Archeans themselves were finite, and so too the bonds they formed with mortals. Only a fraction of men and women ever carried that link, and when they did, it became tradition to pass it down within the bloodline. That inheritance ensured power remained clustered among certain houses, keeping their influence firm within the kingdom. The royal family, without question, held the largest share.

No matter how much of a genius the original Vencian was, he would still fall short of an Arkspren. His brilliance ended at the limits of the body. With Archeans, those limits broke.

Still, he has Quenya now. She gave him more than the ability to weave illusions, though he understood little of the full extent. His thoughts drifted back to a month ago, when the pact had first altered the bond and revealed its strange benefits.

She did not resemble an Archean in any form, carrying none of their traits apart from granting him powers that reached beyond what was natural. Quenya herself rejected the comparison outright, claiming Archeans were vile and unworthy of being placed in the same breath as her.
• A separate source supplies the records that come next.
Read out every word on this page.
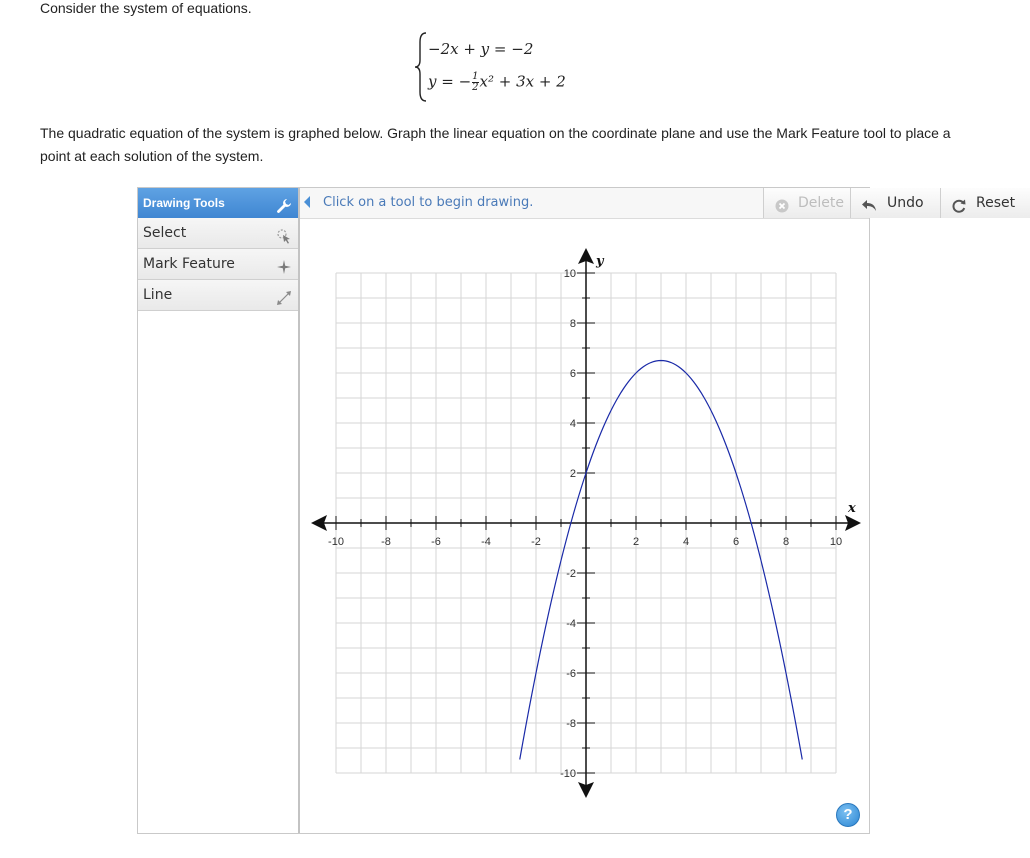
Consider the system of equations.
−2x + y = −2
y = − $\frac{1}{2} x^2 + 3x + 2$
The quadratic equation of the system is graphed below. Graph the linear equation on the coordinate plane and use the Mark Feature tool to place a point at each solution of the system.
Drawing Tools
Select
Mark Feature
Line
Delete	Undo	Reset
Click on a tool to begin drawing.
-10	-8	-6	-4	-2	2	4	6	8	10
10
8
6
4
2
-2
-4
-6
-8
-10
x
y
?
Vencian kept his expression neutral, though inwardly he was already thinking of how to steer the talk away. Elías meant well, but staying in his company too long felt less like progress and more like delay.

Elias then continued with a cautious tone. "Well, that still would've been possible if that event hadn't happen."

The remark stirred another memory for Vencian. The fall of his father and brothers was not the first time disgrace had marked the Vicorra line. A darker moment lay further back in their history, one that overshadowed everything else.

Once, the family had held five Archeans, passing them down with pride from one generation to the next. But more than a century ago, his great-great-grandfather had slaughtered them all, including the one bound to him. He gave no reason, and none was ever found.

That day became the black mark on the Vicorra name.

This is the reason the further generation of the family has grown weaker and weaker that not only the enemies but the allies too were turning against them.

People remember the worst parts. I stopped expecting anything else.

Vencian's lips parted at last, the word escaping quieter than he intended. "…Right?"

Vencian inclined his head faintly, already considering how to break away from him soon.

They had only started moving when another group of students poured out from the corridor opposite the courtyard. The end of a lecture, by the look of it. At the front, two girls emerged side by side.

Vencian recognized one immediately. Aline. Familiar enough that his attention should have lingered on her, but it slipped almost at once.

The figure next to her drew his gaze with a force that refused to release it. There was something different in her presence, something that did not allow comparison. Aline's presence faded in an instant, eclipsed by the girl who stepped beside her. Beautiful seemed inadequate to describe her. Vencian realized this first impression was likely only scratching the surface.